Businesses who dare offer payment in Bitcoin risk being sanctioned by their regular fiat bankers. If they get past that they are required in most jurisdictions to record all transactions and pay tax on gains in a very complex and inconvenient manner. This tax requirement is also imposed on all consumers daring to use Bitcoin as a MoE. Combined these impositions have succeeded in crippling Bitcoins adoption as a MoE.
At the same time Bitcoin has been allowed and even encouraged as a speculative commodity.
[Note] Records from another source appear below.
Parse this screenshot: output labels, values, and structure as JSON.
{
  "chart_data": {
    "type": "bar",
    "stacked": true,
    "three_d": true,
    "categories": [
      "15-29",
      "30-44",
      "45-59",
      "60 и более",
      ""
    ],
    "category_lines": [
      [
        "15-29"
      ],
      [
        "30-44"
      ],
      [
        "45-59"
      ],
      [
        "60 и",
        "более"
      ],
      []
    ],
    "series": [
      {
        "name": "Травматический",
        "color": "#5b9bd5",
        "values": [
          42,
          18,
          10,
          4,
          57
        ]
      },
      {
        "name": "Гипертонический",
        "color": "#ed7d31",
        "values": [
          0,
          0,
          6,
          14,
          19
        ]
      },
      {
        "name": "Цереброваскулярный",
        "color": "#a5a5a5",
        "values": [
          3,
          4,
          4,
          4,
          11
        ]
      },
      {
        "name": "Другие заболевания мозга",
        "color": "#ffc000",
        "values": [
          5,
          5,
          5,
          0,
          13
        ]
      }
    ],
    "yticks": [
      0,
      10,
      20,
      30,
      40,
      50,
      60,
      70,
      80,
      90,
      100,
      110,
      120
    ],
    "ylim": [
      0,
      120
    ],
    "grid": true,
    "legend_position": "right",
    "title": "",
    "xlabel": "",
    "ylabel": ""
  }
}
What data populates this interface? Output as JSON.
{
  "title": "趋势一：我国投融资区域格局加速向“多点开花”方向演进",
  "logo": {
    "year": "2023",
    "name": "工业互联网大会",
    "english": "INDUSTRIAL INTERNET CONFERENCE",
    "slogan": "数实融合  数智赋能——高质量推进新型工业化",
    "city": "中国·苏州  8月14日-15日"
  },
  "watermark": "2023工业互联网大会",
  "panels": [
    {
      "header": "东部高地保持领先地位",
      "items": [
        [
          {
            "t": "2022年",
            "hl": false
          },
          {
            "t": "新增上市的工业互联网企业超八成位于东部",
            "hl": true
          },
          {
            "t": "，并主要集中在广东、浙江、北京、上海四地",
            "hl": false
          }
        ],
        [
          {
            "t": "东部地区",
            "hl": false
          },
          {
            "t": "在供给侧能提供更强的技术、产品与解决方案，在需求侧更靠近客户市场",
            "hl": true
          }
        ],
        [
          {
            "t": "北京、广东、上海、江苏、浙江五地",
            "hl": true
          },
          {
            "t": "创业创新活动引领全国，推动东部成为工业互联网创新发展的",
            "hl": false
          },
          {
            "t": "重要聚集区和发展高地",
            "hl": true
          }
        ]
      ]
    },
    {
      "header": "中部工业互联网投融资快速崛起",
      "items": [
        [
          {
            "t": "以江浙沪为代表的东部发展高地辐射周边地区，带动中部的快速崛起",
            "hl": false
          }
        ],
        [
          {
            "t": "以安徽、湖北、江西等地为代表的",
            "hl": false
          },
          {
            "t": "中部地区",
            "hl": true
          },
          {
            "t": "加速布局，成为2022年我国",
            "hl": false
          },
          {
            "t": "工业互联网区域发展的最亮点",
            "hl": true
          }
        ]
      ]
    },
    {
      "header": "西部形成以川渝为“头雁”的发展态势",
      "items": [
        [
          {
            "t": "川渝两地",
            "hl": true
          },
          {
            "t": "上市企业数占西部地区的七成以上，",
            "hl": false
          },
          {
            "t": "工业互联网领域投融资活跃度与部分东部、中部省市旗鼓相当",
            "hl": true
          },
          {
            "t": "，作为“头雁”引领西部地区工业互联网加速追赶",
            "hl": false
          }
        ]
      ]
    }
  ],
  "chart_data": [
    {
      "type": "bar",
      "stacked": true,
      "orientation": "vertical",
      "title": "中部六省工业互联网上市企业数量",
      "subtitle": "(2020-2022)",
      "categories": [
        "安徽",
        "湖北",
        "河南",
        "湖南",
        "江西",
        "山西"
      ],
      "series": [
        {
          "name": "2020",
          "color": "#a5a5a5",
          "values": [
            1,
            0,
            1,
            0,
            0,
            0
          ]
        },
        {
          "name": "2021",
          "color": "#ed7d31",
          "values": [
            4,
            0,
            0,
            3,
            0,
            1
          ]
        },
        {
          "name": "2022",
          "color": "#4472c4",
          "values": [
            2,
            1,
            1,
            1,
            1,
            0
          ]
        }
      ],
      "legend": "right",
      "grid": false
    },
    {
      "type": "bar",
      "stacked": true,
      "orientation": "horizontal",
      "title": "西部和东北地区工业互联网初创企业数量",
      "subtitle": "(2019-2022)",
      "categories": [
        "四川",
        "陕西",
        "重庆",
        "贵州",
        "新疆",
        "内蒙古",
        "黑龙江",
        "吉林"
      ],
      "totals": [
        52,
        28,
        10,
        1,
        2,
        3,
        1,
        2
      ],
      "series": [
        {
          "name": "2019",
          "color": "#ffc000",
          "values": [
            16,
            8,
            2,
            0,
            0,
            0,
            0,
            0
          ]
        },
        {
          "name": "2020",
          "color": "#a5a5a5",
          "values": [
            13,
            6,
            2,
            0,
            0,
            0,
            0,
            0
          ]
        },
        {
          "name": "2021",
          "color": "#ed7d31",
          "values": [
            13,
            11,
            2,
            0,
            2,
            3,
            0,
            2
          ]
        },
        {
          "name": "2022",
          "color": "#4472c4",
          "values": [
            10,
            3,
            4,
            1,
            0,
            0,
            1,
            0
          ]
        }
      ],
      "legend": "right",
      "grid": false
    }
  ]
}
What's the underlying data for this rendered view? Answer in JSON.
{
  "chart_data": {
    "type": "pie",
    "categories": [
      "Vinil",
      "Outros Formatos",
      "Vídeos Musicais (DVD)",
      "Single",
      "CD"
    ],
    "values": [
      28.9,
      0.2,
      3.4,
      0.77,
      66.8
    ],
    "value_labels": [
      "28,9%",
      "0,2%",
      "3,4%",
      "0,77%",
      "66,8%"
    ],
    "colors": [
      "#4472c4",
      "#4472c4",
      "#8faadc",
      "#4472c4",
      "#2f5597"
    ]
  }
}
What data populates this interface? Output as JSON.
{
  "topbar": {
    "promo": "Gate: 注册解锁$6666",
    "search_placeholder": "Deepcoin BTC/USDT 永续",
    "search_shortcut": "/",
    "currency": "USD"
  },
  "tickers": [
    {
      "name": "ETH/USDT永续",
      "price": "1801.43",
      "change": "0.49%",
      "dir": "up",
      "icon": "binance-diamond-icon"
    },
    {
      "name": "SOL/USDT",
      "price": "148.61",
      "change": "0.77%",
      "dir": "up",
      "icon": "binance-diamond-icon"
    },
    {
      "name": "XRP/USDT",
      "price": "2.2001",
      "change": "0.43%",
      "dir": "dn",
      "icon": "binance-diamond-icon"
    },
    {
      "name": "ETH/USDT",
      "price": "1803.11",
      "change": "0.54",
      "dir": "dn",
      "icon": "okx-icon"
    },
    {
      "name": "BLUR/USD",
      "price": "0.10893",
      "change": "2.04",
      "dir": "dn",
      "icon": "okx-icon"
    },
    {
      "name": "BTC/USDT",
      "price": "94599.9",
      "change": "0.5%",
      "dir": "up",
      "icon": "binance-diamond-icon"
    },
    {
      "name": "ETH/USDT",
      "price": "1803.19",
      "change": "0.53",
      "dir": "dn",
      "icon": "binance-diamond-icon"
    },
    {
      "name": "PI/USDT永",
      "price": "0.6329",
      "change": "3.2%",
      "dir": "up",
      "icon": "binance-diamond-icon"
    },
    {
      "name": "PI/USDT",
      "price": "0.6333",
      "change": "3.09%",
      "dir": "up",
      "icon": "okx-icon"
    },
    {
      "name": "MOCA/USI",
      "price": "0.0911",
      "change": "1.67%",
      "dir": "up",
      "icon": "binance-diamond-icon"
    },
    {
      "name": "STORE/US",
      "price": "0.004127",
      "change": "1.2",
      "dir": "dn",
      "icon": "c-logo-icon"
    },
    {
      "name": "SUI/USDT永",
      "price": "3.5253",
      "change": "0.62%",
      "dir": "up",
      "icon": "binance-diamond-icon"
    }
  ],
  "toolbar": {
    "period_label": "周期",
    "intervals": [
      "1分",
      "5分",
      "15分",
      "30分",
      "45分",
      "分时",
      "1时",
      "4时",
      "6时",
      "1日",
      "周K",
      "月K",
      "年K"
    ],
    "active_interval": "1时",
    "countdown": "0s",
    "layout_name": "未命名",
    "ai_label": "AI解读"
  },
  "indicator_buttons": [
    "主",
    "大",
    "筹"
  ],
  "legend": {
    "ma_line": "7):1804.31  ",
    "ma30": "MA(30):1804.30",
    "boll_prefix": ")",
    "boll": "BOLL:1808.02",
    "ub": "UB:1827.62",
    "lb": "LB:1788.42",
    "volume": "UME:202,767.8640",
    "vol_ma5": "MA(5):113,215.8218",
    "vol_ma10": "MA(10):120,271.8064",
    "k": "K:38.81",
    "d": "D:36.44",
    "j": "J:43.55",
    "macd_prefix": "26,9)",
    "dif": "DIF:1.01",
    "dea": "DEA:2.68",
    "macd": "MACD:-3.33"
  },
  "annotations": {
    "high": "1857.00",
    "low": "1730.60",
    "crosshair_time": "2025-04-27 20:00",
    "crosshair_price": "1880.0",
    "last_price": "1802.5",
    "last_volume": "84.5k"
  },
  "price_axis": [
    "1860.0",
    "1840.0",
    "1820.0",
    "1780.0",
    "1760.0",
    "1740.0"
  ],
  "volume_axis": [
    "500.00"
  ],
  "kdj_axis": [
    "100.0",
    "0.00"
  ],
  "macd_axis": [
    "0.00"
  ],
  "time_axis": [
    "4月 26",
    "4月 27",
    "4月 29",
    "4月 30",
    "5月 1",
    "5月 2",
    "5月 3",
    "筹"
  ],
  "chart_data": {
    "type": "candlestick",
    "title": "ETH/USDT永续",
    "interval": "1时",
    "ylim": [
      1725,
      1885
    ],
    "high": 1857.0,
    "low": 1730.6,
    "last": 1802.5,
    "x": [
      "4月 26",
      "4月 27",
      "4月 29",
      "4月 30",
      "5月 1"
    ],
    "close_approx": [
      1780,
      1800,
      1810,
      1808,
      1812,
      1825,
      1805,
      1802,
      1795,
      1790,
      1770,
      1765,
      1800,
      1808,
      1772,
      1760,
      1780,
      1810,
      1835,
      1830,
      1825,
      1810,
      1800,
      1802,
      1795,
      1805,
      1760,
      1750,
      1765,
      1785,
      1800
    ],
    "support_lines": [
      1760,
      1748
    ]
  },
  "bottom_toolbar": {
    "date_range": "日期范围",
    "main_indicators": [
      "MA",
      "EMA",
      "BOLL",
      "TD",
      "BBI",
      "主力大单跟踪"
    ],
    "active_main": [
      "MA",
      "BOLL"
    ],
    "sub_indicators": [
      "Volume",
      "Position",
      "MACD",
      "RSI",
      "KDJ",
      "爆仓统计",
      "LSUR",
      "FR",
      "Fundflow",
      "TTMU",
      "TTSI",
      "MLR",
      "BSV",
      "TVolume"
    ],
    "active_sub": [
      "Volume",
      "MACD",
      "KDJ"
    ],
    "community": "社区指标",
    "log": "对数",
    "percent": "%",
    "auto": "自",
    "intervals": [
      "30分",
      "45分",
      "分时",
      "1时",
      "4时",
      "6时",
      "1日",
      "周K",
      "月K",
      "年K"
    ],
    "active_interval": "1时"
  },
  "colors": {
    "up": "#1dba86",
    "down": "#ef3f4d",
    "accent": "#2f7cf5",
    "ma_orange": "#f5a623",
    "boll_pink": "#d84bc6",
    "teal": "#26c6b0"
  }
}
ETFs have been allowed in this context and the ETFs concentrate custody of Bitcoin into a small group of institutional custodians who expressly prevent the Bitcoin held under their custody from being used as a P2P MoE.
At current rates of institutional custody where Bitcoin is being held on behalf of investors as a speculative commodity, MOST bitcoin will be held in this way within 6-7 years.
If Bitcoin can be mostly prevented from being used as a MoE it renders it much less of a competitor and threat to the legacy fiat operators.
You sometimes hear bankers cry- 'oh Bitcoin it adds no value' - they are of course sly hypocrits as they have been central to obstructing Bitcoins use as a MoE where it would demonstrably be adding value by enabling more convenient trade and exchange for participants in the protocol.
As long as the fiat operators continue to succeed in obstructing Bitcoin use as a MoE a ban on private custody may never be required- but at the same time the rapid institutional custody being accumulated in US jurisdiction would make such a E.O. 6102 style ban much more effective and practicable...if required...
It is not unreasonable to expect that if Bitcoin continues to be managed into a primarily speculative commodity narrative and use it does not have a good long term prospect of enduring value because it is not being used as a monetary system, despite having been designed to be one- it has instead been slyly captured and controlled, corralled into a limited and narrow use case where as a speculative commodity it neither threatens fiat hegemony nor adds significant value for participants.
As a primarily speculative commodity it is more akin to a PONZI scheme than a monetary system.